The illusion of progress in AI-assisted coding.

There is a particular feeling you get a few hours into a productive AI-assisted coding session. The cursor is moving. Files are being created and edited. The terminal scrolls with output. Something that looks like a working feature exists where, this morning, there was nothing. You close the laptop feeling like you got a lot done.

Sometimes that feeling is accurate. Sometimes it is the feeling itself that the tool is optimised for, and the work is a much thinner thing than the experience suggested. Telling the two apart is one of the most underrated skills in working with AI today.

What progress used to feel like

For most of the last twenty years, the texture of programming was friction. You typed, the compiler complained, you fixed it. You read documentation, you tried a thing, it did not work, you tried a different thing. The slow parts were not bugs in the workflow. They were the workflow itself doing its job — surfacing the gaps in your understanding before they became gaps in the product.

Working with an AI assistant feels almost the opposite. There is much less friction. Code appears, and it usually runs. The compiler complains less. The first try is closer to working than it used to be. This is not a problem. It is mostly wonderful. But it quietly removes the signal that used to tell us how well we actually understood what we were doing.

Friction was not just a tax on progress. It was a measurement of it. Without that measurement, you can move fast in a direction that turns out, much later, not to have been forward.

The three flavours of fake progress

Once I started looking for it, I noticed three recurring shapes of "I did a lot today" that, on closer inspection, were not as substantial as they felt:

1. Volume without integration

The model generates a lot of code. The code looks plausible. Each file, taken alone, is fine. But none of it has been wired into the existing system, the tests do not actually run against real fixtures, and the new module references a service that does not exist yet. A week from now you will discover that the "almost done" feature needs another two days of glue work that nobody scoped.

Sign you are here: the diff is large and the test suite is unchanged.

2. Refactors that change shape but not behaviour

The model is good at restructuring code. Sometimes too good. A "cleanup" session can produce hundreds of lines of changes that move things around, rename things, restructure file layouts — all of it cosmetically improved, none of it changing what the software actually does or fixing what was actually broken. You feel productive because you can see what changed. The user cannot.

Sign you are here: the changelog reads "refactored X" with no corresponding "fixed Y" or "added Z."

3. Plausible code that nobody understands

The most insidious one. The model produces something that works, or at least appears to work in the few cases you tested. You ship it. Two weeks later there is a bug, you open the file, and you cannot quickly answer the basic question of why does it work this way? Not because the code is bad — it might be perfectly reasonable — but because nobody on the team ever held the design in their head. The model held it, briefly, and then forgot.

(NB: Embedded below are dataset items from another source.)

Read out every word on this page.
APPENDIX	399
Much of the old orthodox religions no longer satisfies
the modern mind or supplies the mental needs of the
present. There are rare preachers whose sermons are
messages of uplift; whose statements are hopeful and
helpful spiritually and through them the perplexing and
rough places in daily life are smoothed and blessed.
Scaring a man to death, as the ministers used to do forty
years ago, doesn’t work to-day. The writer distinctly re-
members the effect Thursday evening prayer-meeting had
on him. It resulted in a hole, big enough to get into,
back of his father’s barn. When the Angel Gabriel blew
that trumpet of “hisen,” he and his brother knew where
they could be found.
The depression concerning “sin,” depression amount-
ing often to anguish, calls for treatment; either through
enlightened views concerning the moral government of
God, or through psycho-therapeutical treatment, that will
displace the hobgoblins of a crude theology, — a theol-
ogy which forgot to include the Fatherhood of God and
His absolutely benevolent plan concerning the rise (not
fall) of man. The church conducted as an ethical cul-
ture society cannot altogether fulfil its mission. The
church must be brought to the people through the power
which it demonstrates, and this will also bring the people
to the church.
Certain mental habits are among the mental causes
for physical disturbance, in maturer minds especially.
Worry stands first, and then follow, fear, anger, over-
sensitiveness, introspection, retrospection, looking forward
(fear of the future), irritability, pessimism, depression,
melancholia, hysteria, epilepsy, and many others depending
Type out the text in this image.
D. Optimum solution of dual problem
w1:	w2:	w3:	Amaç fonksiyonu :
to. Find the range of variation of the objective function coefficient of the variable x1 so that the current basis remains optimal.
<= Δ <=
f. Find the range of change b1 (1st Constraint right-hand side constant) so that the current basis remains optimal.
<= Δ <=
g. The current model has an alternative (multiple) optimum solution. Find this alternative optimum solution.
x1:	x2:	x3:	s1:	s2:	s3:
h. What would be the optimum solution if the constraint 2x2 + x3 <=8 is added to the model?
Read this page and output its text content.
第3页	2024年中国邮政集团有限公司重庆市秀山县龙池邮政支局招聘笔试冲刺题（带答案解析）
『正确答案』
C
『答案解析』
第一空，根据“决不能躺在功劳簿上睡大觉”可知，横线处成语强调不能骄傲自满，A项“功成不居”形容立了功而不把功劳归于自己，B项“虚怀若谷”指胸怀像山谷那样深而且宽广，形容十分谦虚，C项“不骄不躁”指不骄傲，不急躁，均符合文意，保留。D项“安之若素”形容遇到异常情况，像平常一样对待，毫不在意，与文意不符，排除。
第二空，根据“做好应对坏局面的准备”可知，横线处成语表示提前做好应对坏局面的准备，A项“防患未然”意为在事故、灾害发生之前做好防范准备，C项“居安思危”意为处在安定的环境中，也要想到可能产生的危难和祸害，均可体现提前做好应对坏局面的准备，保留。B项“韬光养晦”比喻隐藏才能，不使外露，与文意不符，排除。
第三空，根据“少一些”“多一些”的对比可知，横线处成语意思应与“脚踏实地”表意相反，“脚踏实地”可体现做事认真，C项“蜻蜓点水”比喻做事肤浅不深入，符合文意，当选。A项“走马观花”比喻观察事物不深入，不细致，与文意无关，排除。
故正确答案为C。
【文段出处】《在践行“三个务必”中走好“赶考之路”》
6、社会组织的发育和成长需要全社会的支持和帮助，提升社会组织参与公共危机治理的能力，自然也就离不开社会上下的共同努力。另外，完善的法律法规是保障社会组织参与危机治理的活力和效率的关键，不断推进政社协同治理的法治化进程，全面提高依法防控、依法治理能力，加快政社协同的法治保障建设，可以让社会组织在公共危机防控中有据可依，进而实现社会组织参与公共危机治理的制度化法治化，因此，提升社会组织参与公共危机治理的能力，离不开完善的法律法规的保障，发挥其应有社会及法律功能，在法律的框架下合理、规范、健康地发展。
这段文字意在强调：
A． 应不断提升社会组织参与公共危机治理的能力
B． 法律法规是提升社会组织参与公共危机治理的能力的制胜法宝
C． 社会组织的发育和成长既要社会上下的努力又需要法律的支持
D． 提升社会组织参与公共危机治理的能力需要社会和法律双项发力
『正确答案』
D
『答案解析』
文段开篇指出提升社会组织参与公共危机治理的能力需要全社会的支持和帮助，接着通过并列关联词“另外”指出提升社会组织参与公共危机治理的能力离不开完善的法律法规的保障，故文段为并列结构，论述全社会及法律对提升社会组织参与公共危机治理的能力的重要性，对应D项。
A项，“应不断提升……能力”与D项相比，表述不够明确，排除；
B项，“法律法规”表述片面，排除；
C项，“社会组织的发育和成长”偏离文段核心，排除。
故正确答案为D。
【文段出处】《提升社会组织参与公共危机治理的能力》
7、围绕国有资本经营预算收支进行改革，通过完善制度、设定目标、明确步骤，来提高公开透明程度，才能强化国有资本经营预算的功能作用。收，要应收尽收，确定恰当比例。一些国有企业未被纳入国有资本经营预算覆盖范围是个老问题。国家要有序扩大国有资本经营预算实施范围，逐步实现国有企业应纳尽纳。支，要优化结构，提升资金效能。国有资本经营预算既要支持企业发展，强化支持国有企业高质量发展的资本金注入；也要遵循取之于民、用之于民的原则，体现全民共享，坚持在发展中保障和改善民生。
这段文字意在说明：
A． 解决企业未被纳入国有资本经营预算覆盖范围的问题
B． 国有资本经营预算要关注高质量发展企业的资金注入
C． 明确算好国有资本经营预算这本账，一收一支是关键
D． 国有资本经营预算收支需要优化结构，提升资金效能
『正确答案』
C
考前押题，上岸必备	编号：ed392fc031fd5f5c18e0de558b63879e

Sign you are here: a change request that should take 20 minutes takes 2 hours, because half the time goes to re-deriving the intent that was never written down.

The honest test

The thing I have started doing, at the end of an AI-assisted session, is asking a deliberately deflating question: could I, right now, explain to a teammate what this change does and why, without re-reading the diff? Not the file structure. The actual decisions: which trade-offs got made, what was considered and rejected, what the failure modes are.

If I can, the progress was real. If I cannot, I built something I will eventually have to learn from scratch, and the time I felt I saved this afternoon is debt I have not yet noticed taking on.

The fastest way to ship working software has not changed. It is still: understand the problem, hold the design in your head, write the code, and verify it does what you expected. AI changes which steps are fast. It does not let you skip any of them.

What to actually do about it

Three small habits seem to help, in roughly increasing order of discipline:

Narrate the design. Before letting the model write code, write two or three sentences in your own voice about what is being built and why. Not for the model — for yourself. Keep these alongside the commit. They become the documentation that explains the intent the code itself does not capture.

Count the failure modes. For any non-trivial change, force yourself to list at least three ways the new code could fail in production. If the list is hard to write, you do not yet understand the code well enough to ship it — regardless of whether it runs.

Take the slow read at the end. Once the work is "done," close the chat window, open the diff in a plain text editor, and read every line as if reviewing a colleague's pull request. You will notice things the model did not flag, because the model never noticed they were worth flagging.

The point is not to slow down

None of this is an argument against using AI assistants. They have made me materially more productive on real work, and I have no desire to go back. The argument is more specific: the productivity is real, but the feeling of productivity is unreliable as a measure of it. They are not the same signal. Mistaking one for the other is how you ship a quarter of half-built features instead of one finished one.

The engineers who will get the most out of these tools are not the ones who type the fastest with them. They are the ones who stay honest about what just happened — who can tell the difference between code that exists and a problem that is solved. The difference is everything.